Edit: Maybe I will try to set an easy example: A murder trial is totally based on circumstatial evidence: A bloody knife and a witness telling John Doe stated he wanted to kill Jane Doe. ADA thinks this is sufficient for 90% threshhold and goes to court. After the discovery period, Jane is found in John Doe's father's cabin wrapped in plasic bags having John's fingerprints all over it. The body and plastic bags with fingerprints are all not permissable in court? See, I really don't know. I am just curious. I work with the legal system as part of my job, but all I do is writing petitions and judge's orders for my own guardianship cases and my threshhold for asking for prosecution is more than 50% of evidence that a crime or missdemeanor occured. I have not more than 3 days of training for that - which is sufficient for what I do and that is the most you get in the USA for my job. Our state is actually one of 3 which trains their workers at all with a 3 week academy.
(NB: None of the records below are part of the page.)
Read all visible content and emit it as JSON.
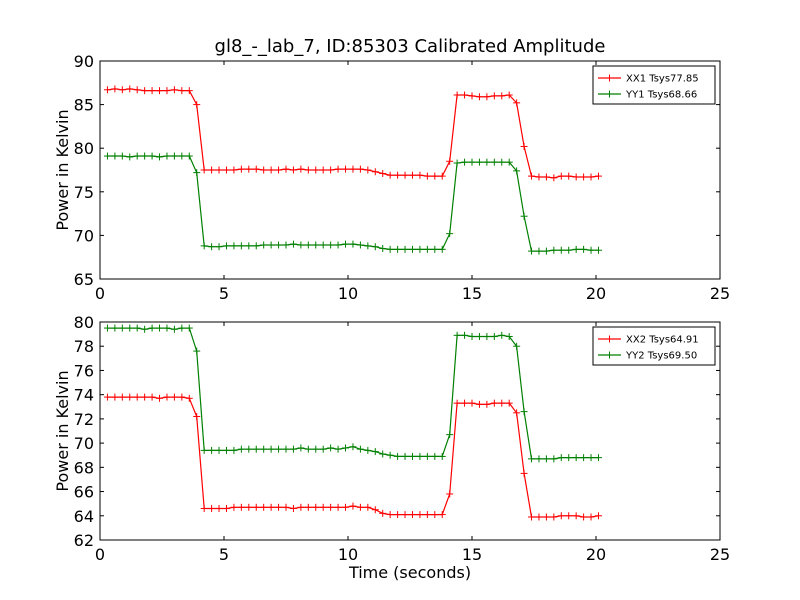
{
  "figure": {
    "title": "gl8_-_lab_7, ID:85303 Calibrated Amplitude",
    "xlabel": "Time (seconds)"
  },
  "chart_data": [
    {
      "type": "line",
      "title": "gl8_-_lab_7, ID:85303 Calibrated Amplitude",
      "xlabel": "",
      "ylabel": "Power in Kelvin",
      "xlim": [
        0,
        25
      ],
      "ylim": [
        65,
        90
      ],
      "xticks": [
        0,
        5,
        10,
        15,
        20,
        25
      ],
      "yticks": [
        65,
        70,
        75,
        80,
        85,
        90
      ],
      "grid": false,
      "legend": "top-right",
      "series": [
        {
          "name": "XX1 Tsys77.85",
          "color": "#ff0000",
          "x": [
            0.3,
            0.6,
            0.9,
            1.2,
            1.5,
            1.8,
            2.1,
            2.4,
            2.7,
            3.0,
            3.3,
            3.6,
            3.9,
            4.2,
            4.5,
            4.8,
            5.1,
            5.4,
            5.7,
            6.0,
            6.3,
            6.6,
            6.9,
            7.2,
            7.5,
            7.8,
            8.1,
            8.4,
            8.7,
            9.0,
            9.3,
            9.6,
            9.9,
            10.2,
            10.5,
            10.8,
            11.1,
            11.4,
            11.7,
            12.0,
            12.3,
            12.6,
            12.9,
            13.2,
            13.5,
            13.8,
            14.1,
            14.4,
            14.7,
            15.0,
            15.3,
            15.6,
            15.9,
            16.2,
            16.5,
            16.8,
            17.1,
            17.4,
            17.7,
            18.0,
            18.3,
            18.6,
            18.9,
            19.2,
            19.5,
            19.8,
            20.1
          ],
          "y": [
            86.7,
            86.8,
            86.7,
            86.8,
            86.7,
            86.6,
            86.6,
            86.6,
            86.6,
            86.7,
            86.6,
            86.6,
            85.0,
            77.5,
            77.5,
            77.5,
            77.5,
            77.5,
            77.6,
            77.6,
            77.6,
            77.5,
            77.5,
            77.5,
            77.6,
            77.5,
            77.6,
            77.5,
            77.5,
            77.5,
            77.5,
            77.6,
            77.6,
            77.6,
            77.6,
            77.5,
            77.3,
            77.1,
            76.9,
            76.9,
            76.9,
            76.9,
            76.9,
            76.8,
            76.8,
            76.8,
            78.5,
            86.1,
            86.1,
            86.0,
            85.9,
            85.9,
            86.0,
            86.0,
            86.1,
            85.2,
            80.2,
            76.8,
            76.7,
            76.7,
            76.6,
            76.8,
            76.8,
            76.7,
            76.7,
            76.7,
            76.8
          ]
        },
        {
          "name": "YY1 Tsys68.66",
          "color": "#008000",
          "x": [
            0.3,
            0.6,
            0.9,
            1.2,
            1.5,
            1.8,
            2.1,
            2.4,
            2.7,
            3.0,
            3.3,
            3.6,
            3.9,
            4.2,
            4.5,
            4.8,
            5.1,
            5.4,
            5.7,
            6.0,
            6.3,
            6.6,
            6.9,
            7.2,
            7.5,
            7.8,
            8.1,
            8.4,
            8.7,
            9.0,
            9.3,
            9.6,
            9.9,
            10.2,
            10.5,
            10.8,
            11.1,
            11.4,
            11.7,
            12.0,
            12.3,
            12.6,
            12.9,
            13.2,
            13.5,
            13.8,
            14.1,
            14.4,
            14.7,
            15.0,
            15.3,
            15.6,
            15.9,
            16.2,
            16.5,
            16.8,
            17.1,
            17.4,
            17.7,
            18.0,
            18.3,
            18.6,
            18.9,
            19.2,
            19.5,
            19.8,
            20.1
          ],
          "y": [
            79.1,
            79.1,
            79.1,
            79.0,
            79.1,
            79.1,
            79.1,
            79.0,
            79.1,
            79.1,
            79.1,
            79.1,
            77.2,
            68.8,
            68.7,
            68.7,
            68.8,
            68.8,
            68.8,
            68.8,
            68.8,
            68.9,
            68.9,
            68.9,
            68.9,
            69.0,
            68.9,
            68.9,
            68.9,
            68.9,
            68.9,
            68.9,
            69.0,
            69.0,
            68.9,
            68.8,
            68.7,
            68.5,
            68.4,
            68.4,
            68.4,
            68.4,
            68.4,
            68.4,
            68.4,
            68.4,
            70.2,
            78.3,
            78.4,
            78.4,
            78.4,
            78.4,
            78.4,
            78.4,
            78.4,
            77.4,
            72.2,
            68.2,
            68.2,
            68.2,
            68.3,
            68.3,
            68.3,
            68.4,
            68.4,
            68.3,
            68.3
          ]
        }
      ]
    },
    {
      "type": "line",
      "title": "",
      "xlabel": "Time (seconds)",
      "ylabel": "Power in Kelvin",
      "xlim": [
        0,
        25
      ],
      "ylim": [
        62,
        80
      ],
      "xticks": [
        0,
        5,
        10,
        15,
        20,
        25
      ],
      "yticks": [
        62,
        64,
        66,
        68,
        70,
        72,
        74,
        76,
        78,
        80
      ],
      "grid": false,
      "legend": "top-right",
      "series": [
        {
          "name": "XX2 Tsys64.91",
          "color": "#ff0000",
          "x": [
            0.3,
            0.6,
            0.9,
            1.2,
            1.5,
            1.8,
            2.1,
            2.4,
            2.7,
            3.0,
            3.3,
            3.6,
            3.9,
            4.2,
            4.5,
            4.8,
            5.1,
            5.4,
            5.7,
            6.0,
            6.3,
            6.6,
            6.9,
            7.2,
            7.5,
            7.8,
            8.1,
            8.4,
            8.7,
            9.0,
            9.3,
            9.6,
            9.9,
            10.2,
            10.5,
            10.8,
            11.1,
            11.4,
            11.7,
            12.0,
            12.3,
            12.6,
            12.9,
            13.2,
            13.5,
            13.8,
            14.1,
            14.4,
            14.7,
            15.0,
            15.3,
            15.6,
            15.9,
            16.2,
            16.5,
            16.8,
            17.1,
            17.4,
            17.7,
            18.0,
            18.3,
            18.6,
            18.9,
            19.2,
            19.5,
            19.8,
            20.1
          ],
          "y": [
            73.8,
            73.8,
            73.8,
            73.8,
            73.8,
            73.8,
            73.8,
            73.7,
            73.8,
            73.8,
            73.8,
            73.7,
            72.2,
            64.6,
            64.6,
            64.6,
            64.6,
            64.7,
            64.7,
            64.7,
            64.7,
            64.7,
            64.7,
            64.7,
            64.7,
            64.6,
            64.7,
            64.7,
            64.7,
            64.7,
            64.7,
            64.7,
            64.7,
            64.8,
            64.7,
            64.7,
            64.5,
            64.2,
            64.1,
            64.1,
            64.1,
            64.1,
            64.1,
            64.1,
            64.1,
            64.1,
            65.8,
            73.3,
            73.3,
            73.3,
            73.2,
            73.2,
            73.3,
            73.3,
            73.3,
            72.5,
            67.5,
            63.9,
            63.9,
            63.9,
            63.9,
            64.0,
            64.0,
            64.0,
            63.9,
            63.9,
            64.0
          ]
        },
        {
          "name": "YY2 Tsys69.50",
          "color": "#008000",
          "x": [
            0.3,
            0.6,
            0.9,
            1.2,
            1.5,
            1.8,
            2.1,
            2.4,
            2.7,
            3.0,
            3.3,
            3.6,
            3.9,
            4.2,
            4.5,
            4.8,
            5.1,
            5.4,
            5.7,
            6.0,
            6.3,
            6.6,
            6.9,
            7.2,
            7.5,
            7.8,
            8.1,
            8.4,
            8.7,
            9.0,
            9.3,
            9.6,
            9.9,
            10.2,
            10.5,
            10.8,
            11.1,
            11.4,
            11.7,
            12.0,
            12.3,
            12.6,
            12.9,
            13.2,
            13.5,
            13.8,
            14.1,
            14.4,
            14.7,
            15.0,
            15.3,
            15.6,
            15.9,
            16.2,
            16.5,
            16.8,
            17.1,
            17.4,
            17.7,
            18.0,
            18.3,
            18.6,
            18.9,
            19.2,
            19.5,
            19.8,
            20.1
          ],
          "y": [
            79.5,
            79.5,
            79.5,
            79.5,
            79.5,
            79.4,
            79.5,
            79.5,
            79.5,
            79.4,
            79.5,
            79.5,
            77.6,
            69.4,
            69.4,
            69.4,
            69.4,
            69.4,
            69.5,
            69.5,
            69.5,
            69.5,
            69.5,
            69.5,
            69.5,
            69.5,
            69.6,
            69.5,
            69.5,
            69.5,
            69.6,
            69.5,
            69.6,
            69.7,
            69.5,
            69.4,
            69.3,
            69.1,
            69.0,
            68.9,
            68.9,
            68.9,
            68.9,
            68.9,
            68.9,
            68.9,
            70.7,
            78.9,
            78.9,
            78.8,
            78.8,
            78.8,
            78.8,
            78.9,
            78.8,
            78.0,
            72.6,
            68.7,
            68.7,
            68.7,
            68.7,
            68.8,
            68.8,
            68.8,
            68.8,
            68.8,
            68.8
          ]
        }
      ]
    }
  ]
}
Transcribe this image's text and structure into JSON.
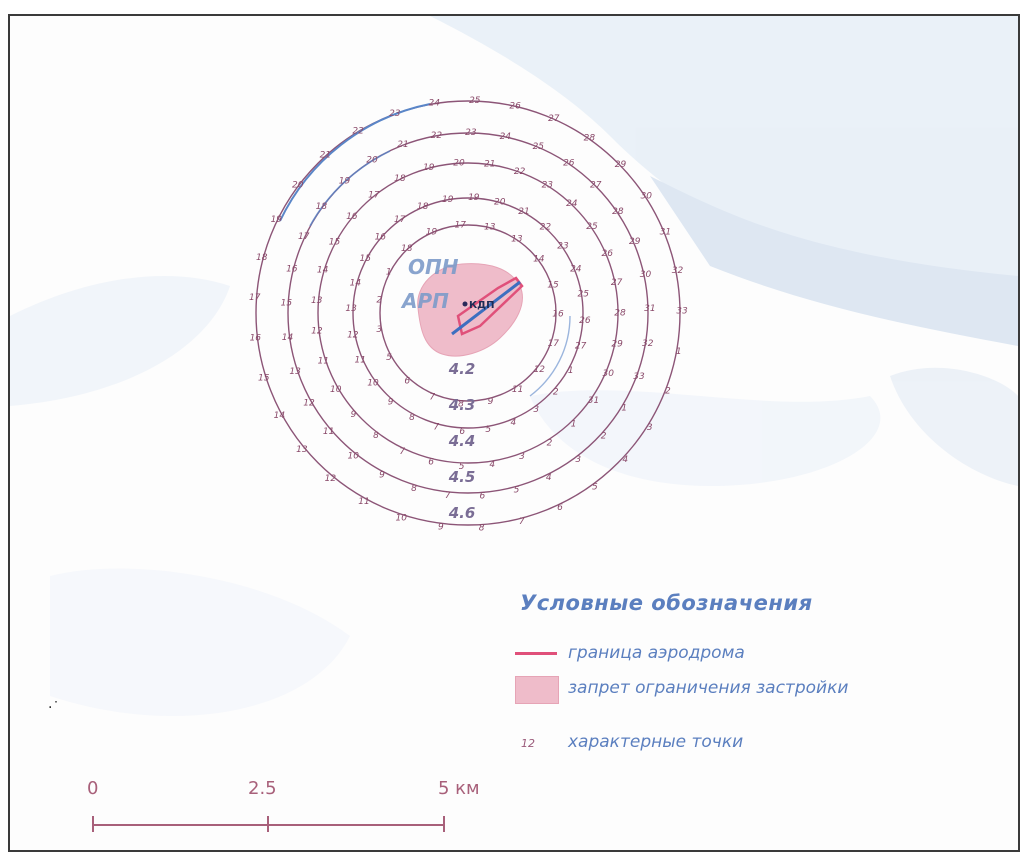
{
  "map": {
    "labels": {
      "opn": "ОПН",
      "arp": "АРП",
      "kdp": "КДП"
    },
    "ring_labels": [
      "4.2",
      "4.3",
      "4.4",
      "4.5",
      "4.6"
    ],
    "point_numbers": {
      "ring1": [
        "17",
        "13",
        "13",
        "14",
        "15",
        "16",
        "17",
        "12",
        "11",
        "9",
        "8",
        "7",
        "6",
        "5",
        "3",
        "2",
        "1",
        "18",
        "19"
      ],
      "ring2": [
        "19",
        "19",
        "20",
        "21",
        "22",
        "23",
        "24",
        "25",
        "26",
        "27",
        "1",
        "2",
        "3",
        "4",
        "5",
        "6",
        "7",
        "8",
        "9",
        "10",
        "11",
        "12",
        "13",
        "14",
        "15",
        "16",
        "17",
        "18"
      ],
      "ring3": [
        "19",
        "20",
        "21",
        "22",
        "23",
        "24",
        "25",
        "26",
        "27",
        "28",
        "29",
        "30",
        "31",
        "1",
        "2",
        "3",
        "4",
        "5",
        "6",
        "7",
        "8",
        "9",
        "10",
        "11",
        "12",
        "13",
        "14",
        "15",
        "16",
        "17",
        "18"
      ],
      "ring4": [
        "22",
        "23",
        "24",
        "25",
        "26",
        "27",
        "28",
        "29",
        "30",
        "31",
        "32",
        "33",
        "1",
        "2",
        "3",
        "4",
        "5",
        "6",
        "7",
        "8",
        "9",
        "10",
        "11",
        "12",
        "13",
        "14",
        "15",
        "16",
        "17",
        "18",
        "19",
        "20",
        "21"
      ],
      "ring5": [
        "23",
        "24",
        "25",
        "26",
        "27",
        "28",
        "29",
        "30",
        "31",
        "32",
        "33",
        "1",
        "2",
        "3",
        "4",
        "5",
        "6",
        "7",
        "8",
        "9",
        "10",
        "11",
        "12",
        "13",
        "14",
        "15",
        "16",
        "17",
        "18",
        "19",
        "20",
        "21",
        "22"
      ]
    }
  },
  "legend": {
    "title": "Условные обозначения",
    "items": [
      {
        "label": "граница аэродрома",
        "color": "#e0507a"
      },
      {
        "label": "запрет ограничения застройки",
        "color": "#efbcca"
      },
      {
        "label": "характерные точки",
        "color": "#9a5a7a"
      }
    ]
  },
  "scale": {
    "labels": [
      "0",
      "2.5",
      "5 км"
    ]
  },
  "colors": {
    "ring": "#8c5577",
    "ring_blue": "#5a86c8",
    "number": "#8a4a6a",
    "zone": "#efbcca",
    "boundary": "#e0507a",
    "runway": "#3d6fc0",
    "terrain": "#e4ecf5"
  }
}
The discovery process is the period where the parties exchange information. The parties operate under a ongoing duty to supplement, so they have to produce relevant documents as they find them regardless of when that happens.

In pretrial the parties have to identify which of the documents that have been produced they intend to use as exhibits at trial. This is a necessary step to ensure fairness so the other side can object to its use (and the judge can decide) before you drag it in front of the jury.

You can use documents to impeach a witness or refresh the witnesses' recollection even if its not in evidence (but that doesn't mean it automatically becomes evidence).

Finally, if you discover a document not produced through discovery at a later date you can seek its introduction if it should have been produced and the other side has opportunity to review it. Generally works when it's used by the opposing party, so you can't intentionally sandbag your opponent by withholding relevant documents.